Our recognition of sovereign immunity, however, has never been unqualified. While we recognized the
principles of independence and equality of States to justify a State's sovereign immunity from suit, we
also restricted state immunity to acts jus imperii, or public acts. We said that once a State enters into
commercial transactions (jus gestionis), then it descends to the level of a private individual, and is thus
not immune from the resulting liability and consequences of its actions.

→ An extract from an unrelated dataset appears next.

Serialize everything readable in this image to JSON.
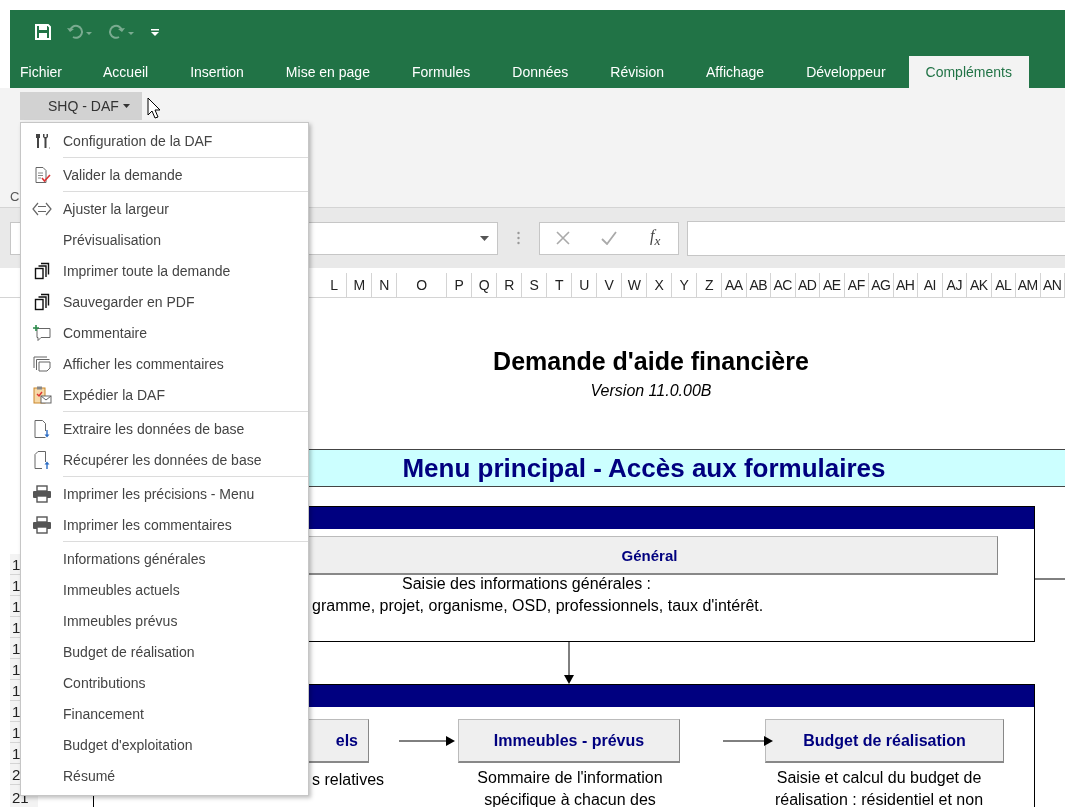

By this recognition, we acknowledge that a foreign government acting in its jus imperii function cannot
be held liable in a Philippine court. Philippine courts, as part of the Philippine government, cannot and
should not take jurisdiction over cases involving the public acts of a foreign government. Taking
jurisdiction would amount to authority over a foreign government, and would thus violate the principle
of sovereign independence and equality.

This recognition is altogether different from exempting governments whose agents are in the Philippines
from complying with our domestic laws. We have yet to declare in a case that the principle of sovereign
independence and equality exempts agents of foreign governments from compliance with the application
of Philippine domestic law.

In the present case, GAMCA has not adduced any evidence in the court below, nor has it presented any
argument before us showing that the principle of sovereign equality and independence has developed
into an international custom shielding state agents from compliance with another state's domestic laws.
Under this situation, the Court is in no position to determine whether the practice that GAMCA alleges
has indeed crystallized into an international custom.

GAMCA has never proven in this case, too, that the GCC has extended its sovereign immunity to GAMCA.
Sovereign immunity belongs to the State, and it must first be extended to its agents before the latter may
be considered to possess sovereign immunity.

Significantly, the Court has even adopted a restrictive approach in recognizing state immunity, by
distinguishing between a State's jus imperii and jus gestionis. It is only when a State acts in its jus imperii
function that we recognize state immunity.